Тут был ей голос из высей, и, несомненно, он мог принадлежать только Дурга-Деви,[46] Неприкасаемой, Кали Темной, Матери мира. Это был низкий, грубый, матерински решительный голос.

— Что это ты задумала, глупая гусыня? — рек он. — Тебе, видно, мало, что кровь моих сынов, по твоей вине, стекает в яму, ты еще хочешь изуродовать мое дерево и превосходное мое порождение — твое тело — отдать на растерзание воронам вместе с милым, сладостным, тепленьким зернышком, которое всходит в нем? Ты что, индюшка, не приметила, что оно в тебя заложено и что ты с ношею от моего сына? Ежели ты не умеешь считать до трех в этих наших делах, то сделай одолженье, вешайся, да только не в моем дворе, а то будет похоже, что добрая жизнь кончается в мире из-за твоей бестолковости. Мудрецы мне все уши прожужжали глупыми своими домыслами, что человеческое бытие — это, мол, болезнь, ею заражаются в любовном пылу, а значит, так передают и в другие поколения, — а ты, дурища, устраиваешь мне здесь такие штуки! Вынимай голову из петли, не то заработаешь оплеуху!

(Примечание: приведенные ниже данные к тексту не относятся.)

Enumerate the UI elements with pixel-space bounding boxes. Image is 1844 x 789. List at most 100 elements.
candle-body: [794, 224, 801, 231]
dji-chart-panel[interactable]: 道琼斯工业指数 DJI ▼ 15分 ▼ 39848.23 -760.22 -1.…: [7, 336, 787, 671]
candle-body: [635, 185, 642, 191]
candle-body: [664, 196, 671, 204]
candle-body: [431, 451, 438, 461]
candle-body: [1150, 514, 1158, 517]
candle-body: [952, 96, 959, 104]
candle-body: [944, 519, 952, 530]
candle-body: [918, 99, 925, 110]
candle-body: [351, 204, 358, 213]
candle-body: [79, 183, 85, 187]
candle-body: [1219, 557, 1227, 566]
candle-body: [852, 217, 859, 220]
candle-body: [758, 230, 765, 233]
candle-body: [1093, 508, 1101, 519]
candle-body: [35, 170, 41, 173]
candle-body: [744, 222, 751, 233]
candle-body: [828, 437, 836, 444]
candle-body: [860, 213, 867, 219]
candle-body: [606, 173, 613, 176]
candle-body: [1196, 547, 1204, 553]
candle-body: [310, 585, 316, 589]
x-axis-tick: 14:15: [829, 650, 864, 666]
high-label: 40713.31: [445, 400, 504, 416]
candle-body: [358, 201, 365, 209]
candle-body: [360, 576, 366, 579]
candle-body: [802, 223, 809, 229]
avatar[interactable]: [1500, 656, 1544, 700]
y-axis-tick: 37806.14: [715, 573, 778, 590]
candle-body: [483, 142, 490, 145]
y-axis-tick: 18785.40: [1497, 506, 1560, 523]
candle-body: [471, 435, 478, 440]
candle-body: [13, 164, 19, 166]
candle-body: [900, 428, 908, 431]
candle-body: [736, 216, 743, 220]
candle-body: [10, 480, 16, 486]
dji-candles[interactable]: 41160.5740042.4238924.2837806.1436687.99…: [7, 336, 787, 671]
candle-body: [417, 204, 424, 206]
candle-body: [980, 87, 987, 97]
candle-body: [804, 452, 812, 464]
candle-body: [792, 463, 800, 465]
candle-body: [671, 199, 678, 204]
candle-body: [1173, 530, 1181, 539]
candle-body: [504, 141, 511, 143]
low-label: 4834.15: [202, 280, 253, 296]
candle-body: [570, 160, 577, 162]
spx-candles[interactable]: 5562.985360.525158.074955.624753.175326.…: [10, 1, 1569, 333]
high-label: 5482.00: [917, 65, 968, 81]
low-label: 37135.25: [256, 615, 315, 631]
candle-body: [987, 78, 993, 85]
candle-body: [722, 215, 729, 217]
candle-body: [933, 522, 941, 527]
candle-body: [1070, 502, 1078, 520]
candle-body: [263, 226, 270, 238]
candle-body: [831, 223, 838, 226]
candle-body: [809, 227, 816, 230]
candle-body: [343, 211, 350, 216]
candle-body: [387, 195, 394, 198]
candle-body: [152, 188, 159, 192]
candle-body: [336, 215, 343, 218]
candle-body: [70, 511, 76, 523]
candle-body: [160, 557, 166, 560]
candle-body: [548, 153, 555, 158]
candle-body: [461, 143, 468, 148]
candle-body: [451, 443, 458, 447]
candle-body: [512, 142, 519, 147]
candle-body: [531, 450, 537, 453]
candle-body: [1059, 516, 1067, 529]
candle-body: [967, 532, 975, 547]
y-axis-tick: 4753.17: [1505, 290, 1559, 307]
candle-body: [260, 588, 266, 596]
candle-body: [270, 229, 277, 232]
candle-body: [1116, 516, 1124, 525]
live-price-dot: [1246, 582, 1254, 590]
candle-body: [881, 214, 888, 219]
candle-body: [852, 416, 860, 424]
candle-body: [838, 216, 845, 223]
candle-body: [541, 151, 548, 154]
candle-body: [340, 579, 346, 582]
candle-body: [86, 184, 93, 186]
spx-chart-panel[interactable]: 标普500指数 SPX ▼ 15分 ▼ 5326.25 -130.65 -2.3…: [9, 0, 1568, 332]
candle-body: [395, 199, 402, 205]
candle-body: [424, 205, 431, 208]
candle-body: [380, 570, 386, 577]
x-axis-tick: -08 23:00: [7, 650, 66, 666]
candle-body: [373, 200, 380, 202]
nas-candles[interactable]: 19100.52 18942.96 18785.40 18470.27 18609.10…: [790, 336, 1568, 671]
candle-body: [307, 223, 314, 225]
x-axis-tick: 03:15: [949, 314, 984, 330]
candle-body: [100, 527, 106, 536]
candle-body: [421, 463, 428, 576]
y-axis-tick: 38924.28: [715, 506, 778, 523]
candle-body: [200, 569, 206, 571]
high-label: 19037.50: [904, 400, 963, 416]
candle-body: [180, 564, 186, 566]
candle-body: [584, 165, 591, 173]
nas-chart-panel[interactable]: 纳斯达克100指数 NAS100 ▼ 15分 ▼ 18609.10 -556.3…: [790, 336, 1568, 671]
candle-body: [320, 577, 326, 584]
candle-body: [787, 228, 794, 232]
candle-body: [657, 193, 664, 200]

— Святая Матерь, — отвечала Сита, — разумеется, я повинуюсь тебе. Я слышу твой громовый голос из-за облаков и тотчас же прерываю дело, которое затеяла с отчаяния, раз ты повелеваешь. Одно только должна я сказать себе в оправдание: напрасно ты считаешь, что я не понимала своего положения и не заметила, что ты укрепила во мне росток и благословила меня. Я только думала, что он будет теперь бледным, слепым, несчастненьким.

— Ты уж, пожалуйста, предоставь мне печься об этом! Во-первых, то, что ты говоришь, — глупое бабье суеверие, во-вторых, в моей пастве должны быть и бледные, слепые, несчастненькие. Ты лучше чистосердечно признайся, почему там, в храме, прилила ко мне кровь моих сынов, они оба, каждый на свой лад, славные были ребята! Не скажу, что их кровь была мне неприятна, но на некоторое время я еще охотно оставила бы ее течь в их достойных жилах. Говори же! Да смотри, говори правду! Ты, надеюсь, понимаешь, что от меня и так ничего не укроется.

— Они убили друг друга, святая Матерь, а меня оставили сидеть и дожидаться. Впали в ярость из-за меня и одним и тем же мечом отсекли…

— Вздор! Только баба может наболтать такую ерунду! Они сами, в отважном своем благочестии, один вслед за другим, принесли себя мне в жертву, вот тебе и весь сказ! Но почему они это сделали?

Прекрасная Сита разрыдалась и сквозь слезы начала говорить:

— Ах, святая Матерь, я знаю и не запираюсь, что виновата я, но что тут поделаешь? Такое уж стряслось несчастье, неизбежное, — конечно, можно сказать, рок, если тебе не неприятно, что я так выражаюсь (тут она всхлипнула несколько раз подряд), — это же была беда, змеиный яд, что я превратилась в женщину из хитроумно запертой, ничего не смыслящей девчонки, что мирно вкушала пищу у отцовского очага, прежде чем познать мужчину, который ввел ее в твои дела. Ах, твое дитя словно объелось бешеной вишни! Совсем, совсем оно переменилось! С той поры грех, в необоримой своей сладости, стал владыкой его раскрывшегося чувства. Не то чтобы я хотела вернуть эту резвую, хитроумную непочатость, которая была неведением, — нет, этого я не хочу, да это и невозможно, даже на краткий миг. Я ведь не знала этого человека в то время, не видела его, уж конечно нисколько о нем не думала, и моя душа была свободна от него и от жаркого желания прознать его тайны, так что я даже подшучивала над ним, а вообще-то смело и спокойно шла своей дорогой. Юноша явился к нам, с плоским носом, черноглазый, дивного сложения, Нанда из «Благоденствующих коров»; в праздник он качал меня на качелях до самого солнца, и оно меня не жгло. От прикосновений воздуха мне было жарко, больше ни от чего, и в знак благодарности я щелкнула его по носу. Потом он вернулся уже сватом Шридамана, своего друга, после того как наши родители договорились. Тут уже все было чуточку по-другому, — может, беда и коренится в тех днях, когда он сватался от имени того, кто должен был меня обнять как супруг; но тот еще не был здесь — только другой был.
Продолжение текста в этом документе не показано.